The Vision Behind Aras’ Acquisition of Comet Solutions

May 7, 2019

A little while ago, Aras acquired Comet Solutions. At ACE, Aras’ user conference, we got a little more insight into the vision behind that acquisition. Here’s my review of that presentation.

The Vision Behind Aras’ Acquisition of Comet Solutions

At Aras’ user conference ACE, I sat in on a session where Malcolm Panthanki laid out the company’s vision for simulation support. Here are the tweets. I’ll add more commentary here and there.

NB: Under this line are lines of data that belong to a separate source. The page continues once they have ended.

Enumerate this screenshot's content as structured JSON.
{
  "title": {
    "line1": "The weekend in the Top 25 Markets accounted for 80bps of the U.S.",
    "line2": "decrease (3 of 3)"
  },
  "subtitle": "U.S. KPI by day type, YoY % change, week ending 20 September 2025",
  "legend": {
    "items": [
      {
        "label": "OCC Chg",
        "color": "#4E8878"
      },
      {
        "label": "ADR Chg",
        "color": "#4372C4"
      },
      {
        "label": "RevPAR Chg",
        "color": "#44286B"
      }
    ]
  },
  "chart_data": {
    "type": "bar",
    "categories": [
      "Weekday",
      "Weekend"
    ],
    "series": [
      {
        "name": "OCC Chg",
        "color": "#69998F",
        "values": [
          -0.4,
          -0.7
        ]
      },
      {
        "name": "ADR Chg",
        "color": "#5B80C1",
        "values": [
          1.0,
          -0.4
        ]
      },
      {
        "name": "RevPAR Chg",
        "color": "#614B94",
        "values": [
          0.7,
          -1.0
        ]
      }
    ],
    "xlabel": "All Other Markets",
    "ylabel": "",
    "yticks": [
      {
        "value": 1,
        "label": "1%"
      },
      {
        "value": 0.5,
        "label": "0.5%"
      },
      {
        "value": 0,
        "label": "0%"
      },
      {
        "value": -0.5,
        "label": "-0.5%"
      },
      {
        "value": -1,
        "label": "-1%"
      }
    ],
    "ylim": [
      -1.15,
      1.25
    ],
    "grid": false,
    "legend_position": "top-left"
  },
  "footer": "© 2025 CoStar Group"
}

I found Malcolm’s vision here interesting and I’m not sure it came through on twitter. When Aras acquires a company, they break that company’s solution down into web services. Those web services are then integrated into the Innovator platform. This is interesting because most PLM providers, in recent years, have acquired companies and kept their solutions separate. Most try to build a bridge between solutions and call that integrated. Don’t get me wrong; there’s some value in getting many solutions in the product development IT ecosystem under one provider’s roof. However, deeper integration allows processes to become more automated. Manufacturers avoid the big headaches associated with trying to get data from that solution to work with data from this other solution. I’m glad to see Aras taking this approach.

I’m exceedingly excited to see Malcolm talking about systems in this way. Too many times, systems engineers develop an MBSE model at the beginning of development. Once detailed design starts, the physical architectures from the MBSE model are thrown over the wall. The rest is often forgotten. The engineering organization is then scared to death of making higher-level changes because it is very difficult to understand all the implications. The MBSE model is a great artifact to perform those kinds of trade studies, but systems engineers are told to focus on the front end. They have no time for it. They aren’t assigned that responsibility. I agree with Malcolm that these systems definitions are the right context for change, simulation, and much more.

This matches an old concept from the aerospace and defense industry named ‘spiral development.’ You start out with low fidelity simulations to get insight early. Then, as development progresses and you get higher fidelity definitions and simulations, you use those and integrate them together. Glad to see this coming together.

Files are quickly becoming a bad word in the development world. And for good reason. They can be lost. Stakeholders can be working against different versions of them. They can cause havoc. And they are the most widely used basis of development today. There’s strong potential to migrate away from files and reap many benefits.

The second concept here actually relates to the digital thread. Over time in development, you have an increasing number of definitions that grow over time. Furthermore, each of those definitions mature and get more detailed. A further complication is that different versions of different artifacts are interconnected. Configuration management of these digital artifacts are sorely needed to manage what version of what artifact relates to what version of other artifacts.

This is where simulation automation comes into play. The idea here is to point the simulation template at the right inputs, these various configuration managed artifacts in the Digital Thread, and run them. This is a big vision. And it can deliver a lot of value.

And here’s one takeaway: if your company is a pioneering one, then you should seriously look at this solution. It is early. Comet is not tightly integrated into Innovator, yet. But relatively few companies are going to be pursuing this effort. There is an opportunity for differentiation in product development. If your company is good with adopting almost-ready technologies, then you might want to jump on this early.

Malcolm’s automation vision is expansive. I like it. It has tons of potential. But I do think there is an intermediate step: managing simulation artifacts in a PLM solution alongside requirements management with configuration management. There’s strong value there even without automation.  Consider that as a step before simulation automation.

Lastly, here is one of those pioneering companies: American Axle. They leveraged Comet Solutions, without Aras Innovator, to automate their simulation process. There are a few metrics in here. I’m curious, as I mentioned in my tweet, about what they did with those time savings.